I’m not a believer in things like time travel or magical cakes. My feet are firmly planted in such realities as spreadsheets, To-Do lists, and my five senses.
But it did happen. I wasn’t daydreaming or hallucinating.
A petal just dropped! And of course I checked my phone. As I was about to read the date on my calendar, a woman peered in my window and then knocked on the front door. I didn’t recognize her at first, because Cousin Maria had lightened her hair color from auburn to a coppery red. Her head seemed to be on silky fire. I hurried to open the door.
“Wow, that’s gorgeous!” I said, gesturing her inside.
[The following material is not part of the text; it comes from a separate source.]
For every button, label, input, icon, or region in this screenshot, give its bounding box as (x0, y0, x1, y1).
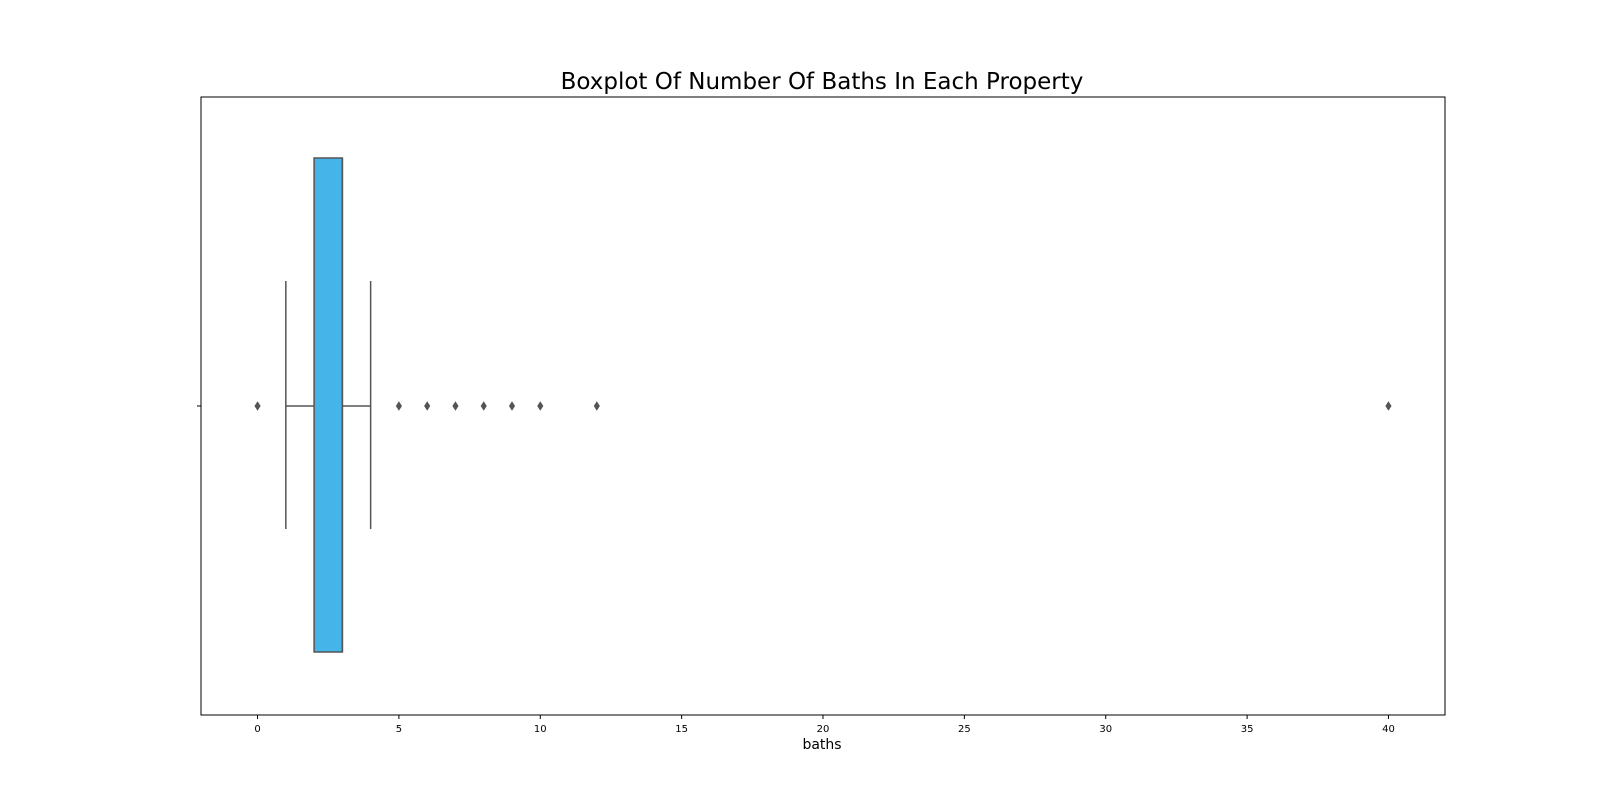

She stepped in quickly, bringing with her a gust of today’s stiff breeze. Except that when I last looked out the window, there was no wind, and now there was.
“I had it done last month,” she said.
That was odd, because my birthday party was just a week ago, and Maria definitely had had her normal hair color. Then I did look at my phone’s calendar. It was three weeks later than it had been when I made coffee this morning.
Maria made herself at home, grabbinbg a cup and pouring herself some coffee. That was odd, because when she had come to my birthday party a week ago — or was it now a month ago — she hadn’t even known where the bathroom was. Maria was a distant cousin, though we lived in the same town. But we kept a distance because we shared a secret about our relative, Uncle Harry. We children all knew he was the adult to avoid at family gatherings. Maria and I avoided each other from the day he had taken her by her eight-year-old hand and agreed to show her how to collect eggs from the chicken coop. Girls treat secrets that are too big as if they don’t exist, except in each other’s eyes. Today, Maria’s blue eyes were wide open, like gates to a private beach flung open. I had the feeling we were going to talk about that party.
Click on the subheading to read my definition. Magical realism in fiction is expanding to encompass larger territory in spectulative fiction than it had before. Witches, magic, time travel, ghosts — many elements formerly classed as fantasy are now getting the magical realism treatment. The difference between contemporary fantasy and magical realism can be like two sides of one piece of thin paper with bold writing. Turn it over and the writing turns backward, but can still be seen. The difference is more in the frame than the content. In my fiction, I like supernatural elements to exist in a natural way, so that it’s not an immense surprise to find yourself in a time three weeks earliler than where you were a few minutes ago. But different things can happen given such possibiities, and that creates stories that are dreamlike in their intensity.